Saturday, November 3, 2007

the shoe

one of the symptoms in the later stages of parkinson's disease is called "freezing." the patient will be walking along and then suddenly just stop.

as in, unable to move.

when this happens, a common trick is for the frozen one to envision a line on the ground in front of the foot. somehow, the synapses fire and, Voila! the leg lifts itself, steps over the "line," and walking resumes. strange, but true.

when the freezing occurs while walking with someone else, the other person can simply place their foot in front of and perpendicular to the frozen foot and the one with PD then steps over it. it works every time and makes for a really fun/funny 4-legged gait: step, step, step, freeze, swing foot across, step, step, step, freeze... etc.

my dad and i got really good at that dance. i guess everyone else in the family and his many friends did, too.

HOTD and The Greatest Invention

yep. i put a shoe on the bottom of his cane. in the picture above you can see the uncut, expanded foam spilled out over the top of one of my daughter's old tennis shoes. i think that one was the 3rd or 4th version of what came to be affectionately called, "the shoe."

here's the prototype.
it's a carved styrofoam and marks-a-lotted "chuck taylor."

it was way too big, really, and it looked silly as all get-out, but it worked!

oh man, did it ever work. in a way, it gave dad a bit of renewed independence and a new lease on life. (enlarge the picture to see a genuine parkinsonian smile.) Joe was never, ever your average joe. as his personality gradually became more difficult to discern, i think he kinda liked what his shoe said for him. in part, it said, "Never give up."

(*never give up* was his personal motto. that deserves a blog entry of its own. one day i will do it.)

here's josephine's shoe again, after the foam was trimmed and after he'd walked with it for at least a year.
it was always one of his favorites, but the one on the left got more use than any of them. it's made of balsa wood. it originally looked like a scaled down version of the one on the right, but it got worn down in time, to the shape you can only kinda see here, from the thousands of times his right foot skimmed over the top of it.

it's plain and honest. soft but sturdy. in a way, its character exemplifies the man.

i had planned on painting it white so it'd be easier for him to see, particularly in the dark, but he wouldn't hear of that. you see, he called it his "dress shoe." it went to church, to parties, and to parades and the like.

...somewhere around here there's a real pretty block of hard mahogany. it's 1/2 way carved into a man's fancy shoe, but he had to quit walking altogether before i finished shaping it.

post script: there was a physical therapist who attended dad's church. she, like everyone else, just loved joe's shoe. i've been told she patented my idea, but i honestly don't know if that's true. it made me so sick to my stomach, i never pursued it. life's way too short for that. besides, if i had any money i'd much rather give it to stem cell research than to a freakin' lawyer.


Annie said...

Ingenious!

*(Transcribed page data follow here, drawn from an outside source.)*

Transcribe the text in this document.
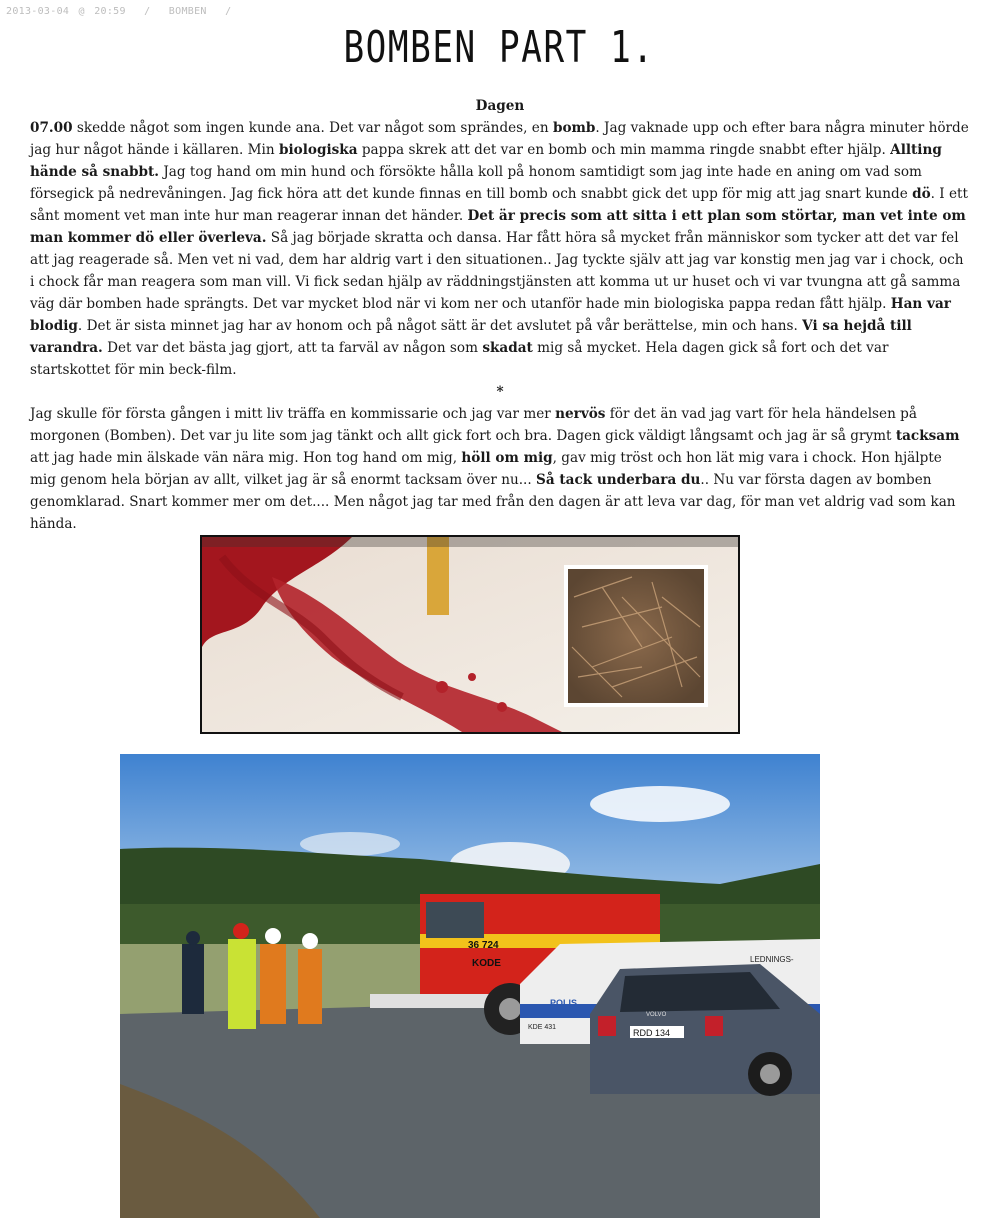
2013-03-04 @ 20:59 / BOMBEN /
BOMBEN PART 1.

Dagen

07.00 skedde något som ingen kunde ana. Det var något som sprändes, en bomb. Jag vaknade upp och efter bara några minuter hörde jag hur något hände i källaren. Min biologiska pappa skrek att det var en bomb och min mamma ringde snabbt efter hjälp. Allting hände så snabbt. Jag tog hand om min hund och försökte hålla koll på honom samtidigt som jag inte hade en aning om vad som försegick på nedrevåningen. Jag fick höra att det kunde finnas en till bomb och snabbt gick det upp för mig att jag snart kunde dö. I ett sånt moment vet man inte hur man reagerar innan det händer. Det är precis som att sitta i ett plan som störtar, man vet inte om man kommer dö eller överleva. Så jag började skratta och dansa. Har fått höra så mycket från människor som tycker att det var fel att jag reagerade så. Men vet ni vad, dem har aldrig vart i den situationen.. Jag tyckte själv att jag var konstig men jag var i chock, och i chock får man reagera som man vill. Vi fick sedan hjälp av räddningstjänsten att komma ut ur huset och vi var tvungna att gå samma väg där bomben hade sprängts. Det var mycket blod när vi kom ner och utanför hade min biologiska pappa redan fått hjälp. Han var blodig. Det är sista minnet jag har av honom och på något sätt är det avslutet på vår berättelse, min och hans. Vi sa hejdå till varandra. Det var det bästa jag gjort, att ta farväl av någon som skadat mig så mycket. Hela dagen gick så fort och det var startskottet för min beck-film.

*

Jag skulle för första gången i mitt liv träffa en kommissarie och jag var mer nervös för det än vad jag vart för hela händelsen på morgonen (Bomben). Det var ju lite som jag tänkt och allt gick fort och bra. Dagen gick väldigt långsamt och jag är så grymt tacksam att jag hade min älskade vän nära mig. Hon tog hand om mig, höll om mig, gav mig tröst och hon lät mig vara i chock. Hon hjälpte mig genom hela början av allt, vilket jag är så enormt tacksam över nu... Så tack underbara du.. Nu var första dagen av bomben genomklarad. Snart kommer mer om det.... Men något jag tar med från den dagen är att leva var dag, för man vet aldrig vad som kan hända.

36 724
KODE
POLIS
LEDNINGS-
KDE 431
RDD 134
VOLVO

Does it always happen with the same foot? In other words, only the right or only the left? I don't know anything about PD, is it a right brain/left brain kind of thing?

josephine terese said...

i miss grandaddy.

cornbread hell said...

annie, no. we always walked with him on his left because he held his cane on the right. so we'd "unfreeze" his left foot. when he used the shoe, he unfroze his right foot.

josephine, me too. :-(

librarianne said...

What a great idea. That's so cool, that you found a way to help your dad. Was there other "freezing," too? My Mom has PD, and she went pretty fast from walking, to hesitating over thresholds, to not walking at all. There are days now when she can't or won't turn her head. She'll ask about something that is on one side of the room, rather than simply turn and look. I don't know what that's about.

cornbread hell said...

movement problems of all kinds are among the most profound and debilitating symptoms as PD progresses. the inability to turn over in bed was a big problem for dad early on. i remember the head (not) turning, too.

have you tried walking with your arm around her waist and then applying the "foot in front" technique when she freezes? yes, thresholds are definitely a problem. try placing a strip of tape across them. tell her to step over it. with your help, she may still be able to walk.

oh. sorry. i don't know anything about your mom's condition. i didn't mean to be presumptuous.


librarianne said...

'sokay. She won't be walking, but I might could share your ideas with some friends whose parents are still up and around. Thanks much.